Rappel wrote that K.
continued to tutor her, behaving like a devoted [getreier] brother.
Wandering through cities
and villages, the troupe arrived to perform in
Lodz. K. left Kompaneyets’s troupe and set up a
small troupe with which he traveled to villages
around Lodz, doing good business,
“However, Krause’s ambition”, Rappel wrote, “was to
compete[?] in a big way[?] and arriving in Elisavetgrad, he engaged Meerson
as stage director”. The troupe grew bigger,
business got worse, and K. reunited with Kompaneyets
once again.
In the meantime the
Russian-Japanese war broke out and theatre business
became very bad, as Rappel wrote:
“Krause was a man who
was not afraid and did
not change his aspirations to support
the troupe, and thus he came to an understanding with Kornblit from Constantinople and signed a contract
with him”.
For a few months, the
troupe performed in Constantinople and K. staged Pinski’s “The Zvi Family”.
In 1909 K. married
Gorenka (Miriam Gurewich), the Ukrainian-Yiddish
actress and both toured Russia and then
Constantinople. In Constantinople they performed
Gordin’s repertoire for three months, then toured
Rumania (with Aaron Lebedeff and Misha and Celia
Boodkin before going to Warsaw.
Later, when the
“Fareinikete Troupe” [The United Troupe] was set up,
K. became its stage manager, producing a few
plays, among them Paula R’s “Motel the Shoemaker”

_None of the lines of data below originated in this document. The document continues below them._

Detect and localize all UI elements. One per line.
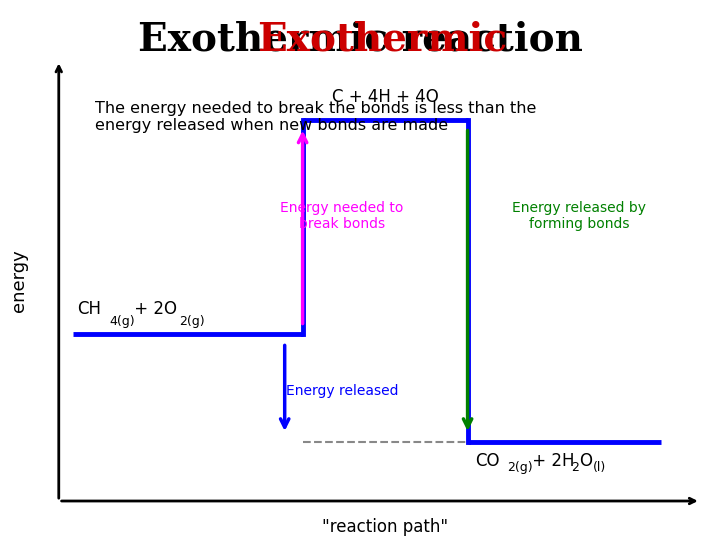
Text: Exothermic reaction: Exothermic reaction — [138, 20, 582, 58]
Text: 2: 2 — [572, 461, 580, 474]
Text: "reaction path": "reaction path" — [322, 518, 448, 536]
Text: energy: energy — [10, 249, 28, 312]
Text: Energy released by
forming bonds: Energy released by forming bonds — [512, 201, 646, 231]
Text: CO: CO — [474, 451, 499, 470]
Text: 4(g): 4(g) — [109, 315, 135, 328]
Text: O: O — [580, 451, 593, 470]
Text: Exothermic: Exothermic — [257, 20, 507, 58]
Text: CH: CH — [77, 300, 101, 319]
Text: Energy needed to
break bonds: Energy needed to break bonds — [280, 201, 404, 231]
Text: The energy needed to break the bonds is less than the
energy released when new b: The energy needed to break the bonds is … — [94, 101, 536, 133]
Text: Energy released: Energy released — [286, 384, 398, 398]
Text: C + 4H + 4O: C + 4H + 4O — [332, 88, 438, 106]
Text: 2(g): 2(g) — [179, 315, 205, 328]
Text: 2(g): 2(g) — [507, 461, 533, 474]
Text: (l): (l) — [593, 461, 606, 474]
Text: + 2O: + 2O — [129, 300, 177, 319]
Text: + 2H: + 2H — [527, 451, 575, 470]
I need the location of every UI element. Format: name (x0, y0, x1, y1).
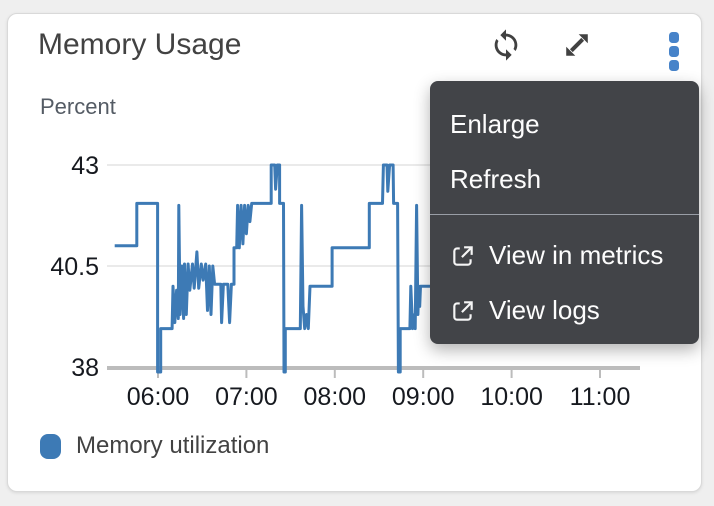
menu-divider (430, 214, 699, 215)
y-axis-unit-label: Percent (40, 94, 116, 119)
external-link-icon (453, 300, 473, 321)
menu-item-view-in-metrics[interactable]: View in metrics (430, 228, 699, 283)
vertical-ellipsis-icon (669, 31, 679, 71)
menu-item-refresh[interactable]: Refresh (430, 152, 699, 207)
external-link-icon (453, 245, 473, 266)
series-line-memory-utilization (114, 163, 432, 374)
expand-button[interactable] (559, 27, 595, 63)
menu-item-view-logs[interactable]: View logs (430, 283, 699, 338)
widget-context-menu: Enlarge Refresh View in metrics View log… (430, 81, 699, 344)
x-tick-label: 06:00 (127, 383, 190, 411)
y-tick-label: 38 (71, 354, 99, 382)
menu-item-label: Refresh (450, 164, 542, 194)
refresh-button[interactable] (488, 27, 524, 63)
x-tick-label: 07:00 (215, 383, 278, 411)
x-tick-label: 11:00 (570, 383, 631, 411)
menu-item-enlarge[interactable]: Enlarge (430, 97, 699, 152)
legend-item-memory-utilization[interactable]: Memory utilization (40, 432, 269, 460)
x-tick-label: 08:00 (304, 383, 367, 411)
y-tick-label: 40.5 (50, 253, 99, 281)
legend-label: Memory utilization (76, 432, 270, 459)
widget-title: Memory Usage (38, 28, 242, 61)
widget-menu-button[interactable] (660, 29, 688, 73)
legend-swatch (40, 433, 61, 459)
menu-item-label: View in metrics (489, 240, 664, 270)
menu-item-label: View logs (489, 295, 600, 325)
y-tick-label: 43 (71, 152, 99, 180)
x-tick-label: 09:00 (392, 383, 455, 411)
x-tick-label: 10:00 (480, 383, 543, 411)
refresh-icon (494, 29, 518, 61)
menu-item-label: Enlarge (450, 109, 540, 139)
expand-diagonal-icon (566, 34, 588, 56)
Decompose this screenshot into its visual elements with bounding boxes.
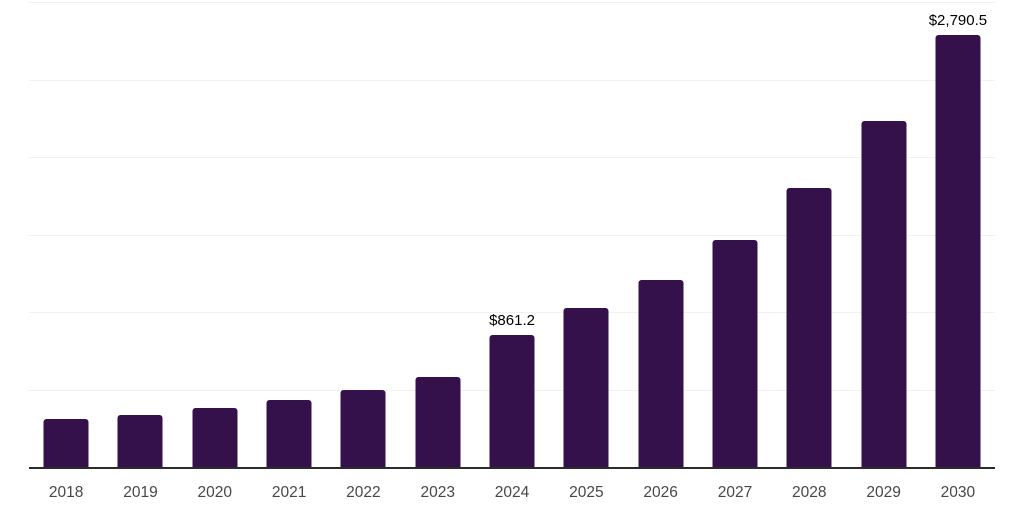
x-axis-label-2030: 2030 (940, 484, 976, 501)
gridline-2500 (29, 79, 995, 81)
bar-2026 (638, 279, 684, 468)
x-axis-label-2026: 2026 (643, 484, 678, 501)
x-axis-labels: 2018 2019 2020 2021 2022 2023 2024 2025 2026 2027… (29, 485, 995, 501)
bar-value-label-2030: $2,790.5 (928, 12, 988, 30)
band-2019 (103, 3, 177, 468)
x-axis-label-2020: 2020 (197, 484, 233, 501)
x-axis-label-2024: 2024 (494, 484, 530, 501)
band-2026 (624, 3, 698, 468)
bar-2022 (340, 389, 386, 468)
gridline-1500 (29, 234, 995, 236)
band-2029 (846, 3, 920, 468)
band-2025 (549, 3, 623, 468)
bar-2019 (117, 415, 163, 468)
x-axis-label-2029: 2029 (866, 484, 901, 501)
bar-2027 (712, 240, 758, 468)
band-2030: $2,790.5 (921, 3, 995, 468)
band-2020 (178, 3, 252, 468)
bar-2018 (43, 419, 89, 468)
bar-value-label-2024: $861.2 (489, 311, 535, 329)
x-axis-label-2028: 2028 (792, 484, 827, 501)
x-axis-label-2022: 2022 (346, 484, 381, 501)
x-axis-label-2023: 2023 (420, 484, 455, 501)
gridline-1000 (29, 312, 995, 313)
band-2028 (772, 3, 846, 468)
plot-area: $861.2 $2,790.5 (29, 2, 995, 468)
x-axis-line (29, 467, 995, 469)
bar-2028 (786, 188, 832, 468)
band-2022 (326, 3, 400, 468)
x-axis-label-2019: 2019 (123, 484, 158, 501)
bar-2024 (489, 334, 535, 468)
band-2027 (698, 3, 772, 468)
x-axis-label-2025: 2025 (569, 484, 604, 501)
band-2024: $861.2 (475, 3, 549, 468)
band-2021 (252, 3, 326, 468)
bar-2029 (861, 120, 907, 468)
band-2018 (29, 3, 103, 468)
x-axis-label-2027: 2027 (717, 484, 753, 501)
x-axis-label-2018: 2018 (48, 484, 84, 501)
x-axis-label-2021: 2021 (271, 484, 307, 501)
bars-container: $861.2 $2,790.5 (29, 3, 995, 468)
gridline-2000 (29, 157, 995, 158)
bar-2020 (192, 407, 238, 468)
band-2023 (401, 3, 475, 468)
bar-2023 (415, 376, 461, 468)
gridline-3000 (29, 2, 995, 3)
bar-2030 (935, 35, 981, 468)
bar-2025 (563, 308, 609, 468)
bar-2021 (266, 399, 312, 468)
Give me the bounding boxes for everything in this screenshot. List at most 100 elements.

with Esther Rachel Kaminska as the leading lady. K. then
got in touch with America to import the new
repertoire of Yiddish theatre. After the
collapse of the “United Troupe”, K. set up the
“Spivakovsky-Krause Troupe”. In Kiev, K. met Peretz
Sandler who was conducting in a Russian operetta
theatre and had him join the Yiddish theatre.
In 1913 K. and Miriam
Gurewich arrived in America, where they played for
one year before K. returned to Warsaw but, due to
the First World War, he began to wander about in Russia. Upon
returning to America he divorced Gurewich, later
married a woman who was not an actress, became
stage manager of various troupes and also acted.
During the season of
“The Goldene Keyt” ( The Gold Chain) K. was engaged
at the Yiddish Art Theatre. In his memoirs,
Maurice Schwartz wrote as follows:
“The actor Shlomo Krause
excelled in the episodic role of a Chasid who comes to
his rabbi in order to ask for advice. Due to his good acting
and serious attitude to the theatre, Shlomo was
signed up as a permanent member of the troupe, and that
he would stay with the troupe for as long as he
lived, and so Shlomo Krause was always the first to
be engaged”.
From then on, every
season, K. was tied to the “Yiddish Art Theatre”,
sometimes playing small episodic roles and
occasionally, especially in dramas, a few
greater roles in which he demonstrated tremendous
devotion and serious attitude, making the critics
happy every time.
On 29 April 1950 K.
passed away in New York and was buried in the
Montefiore Cemetery in St. Albans, Long Island, New
York.
M. E. and
Sh. E. from Wolf Mercur.
-
Aharon Lager – Yiddish
theatre does not rest[won’t rest?], “Di Yiddishe Zeitung”, B”A, 5 October 1930.
-
Aharon Lager- Going on
tour to Constantinople, ibid., 10,12,15 October
1930.
-
Maurice Schwartz-
Maurice Schwatrz tells,” Forv.”, L.A. 22 December
1941.
-
Nehemia Zucker- “Yiddish
theatre for generations”, Buenos Aires, 1944’ pp.
176-191, 244.
-
Julius Adler- Stories
from the world of Yiddish theatre, “M”P”, N.Y., 21
September, 2 October 1949.
-
Boaz Young – “My life in
the theatre”, New York, 1950, pp. 275-76.